Billions would be slashed from Affordable Care Act tax credits, making it easier for Republicans to repeal the Affordable Care Act.
The Senate budget plan would take $37 billion out of the National Institutes of Health over the next decade, which would cut funding for Alzheimer's disease, cancer and other critical medical research, the report said.
The Senate Budget Committee is scheduled to begin a mark-up of the budget proposal Wednesday at 2:30 p.m., and again on Thursday. The plan would then be reconciled with the House budget.
"The Republican budget is a massive transfer of wealth from working families, the elderly, children, the sick and the poor to the top 1 percent," the report said. "Not only would it cut Medicaid by $1 trillion, it would also cut Medicare by more than $470 billion in order to pay for hundreds of billions in tax breaks to the wealthiest people and most profitable corporations in America."

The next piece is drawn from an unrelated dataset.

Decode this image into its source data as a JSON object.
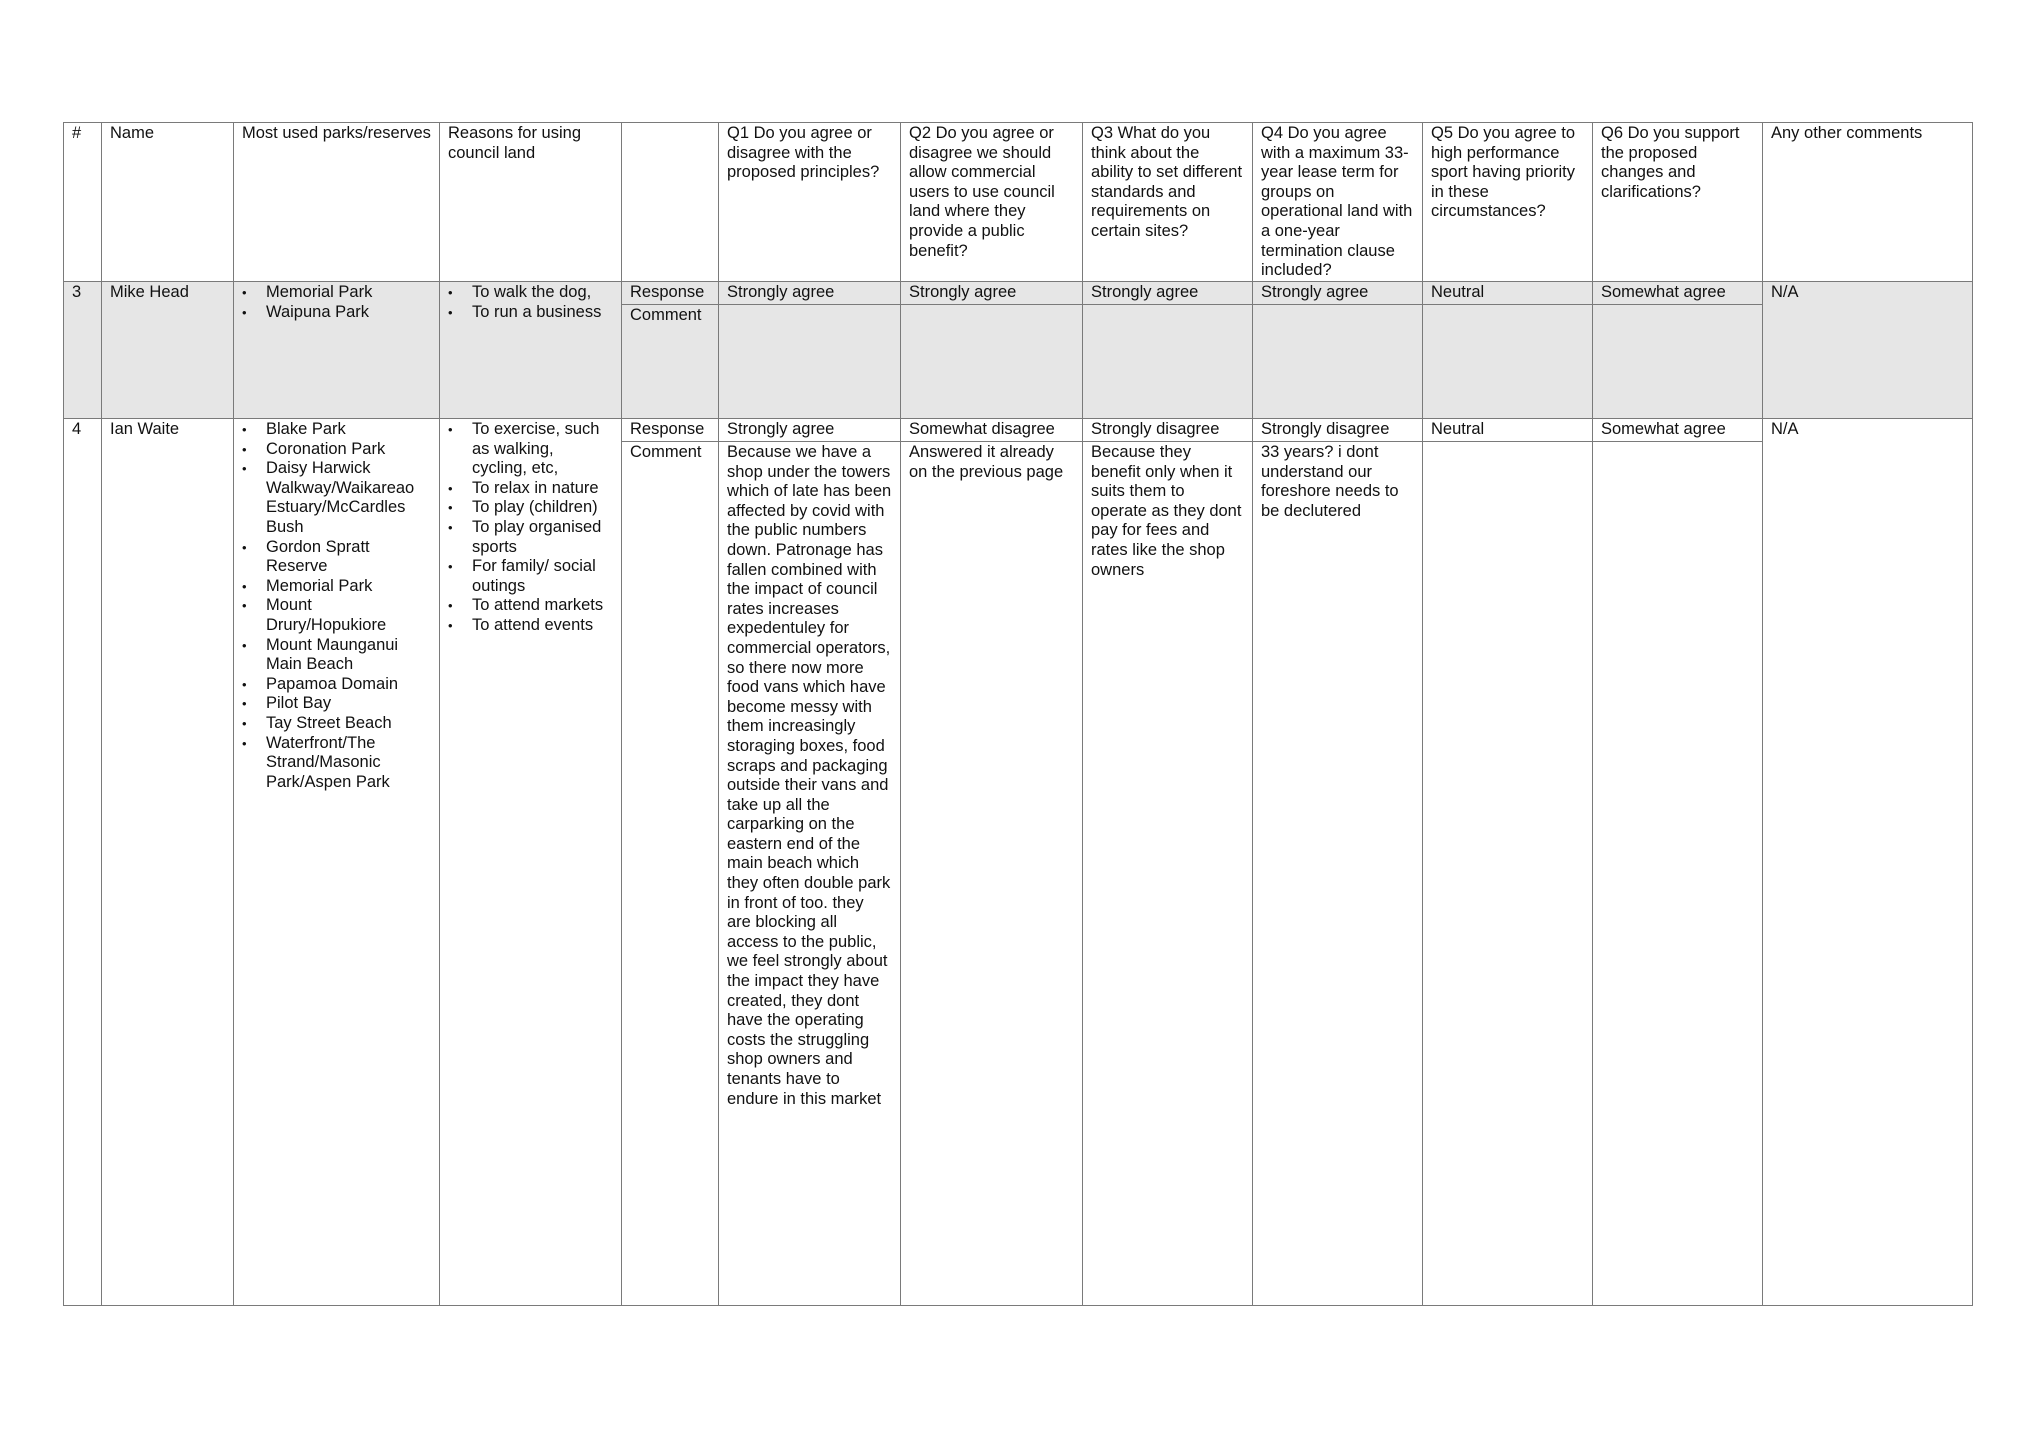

There are also cuts to housing, heating, nutrition assistance, Pell Grant funding, Head Start services and transportation, according to the report.
Proposals include cutting $37 billion to affordable housing and the Section 8 rental assistance program, $4 billion in the Low Income Home Energy Assistance Program, or LIHEAP, $6.5 billion to the Women, Infant and Children's nutrition program, more than $100 billion, or 33 percent of Pell Grant funding for students and $3 billion from Head Start services.
The Republican plan would increase the federal deficit by $1.5 trillion over the next decade, which would pave the way for cuts to Social Security, the report said. At the end of the year, if legislation has added to the deficit, the Office of Management and Budget is required to enact an across-the-board spending cut in a sequestration.
Sanders, an Independent from Vermont, is a proponent of Medicare for all in a single payer plan for healthcare.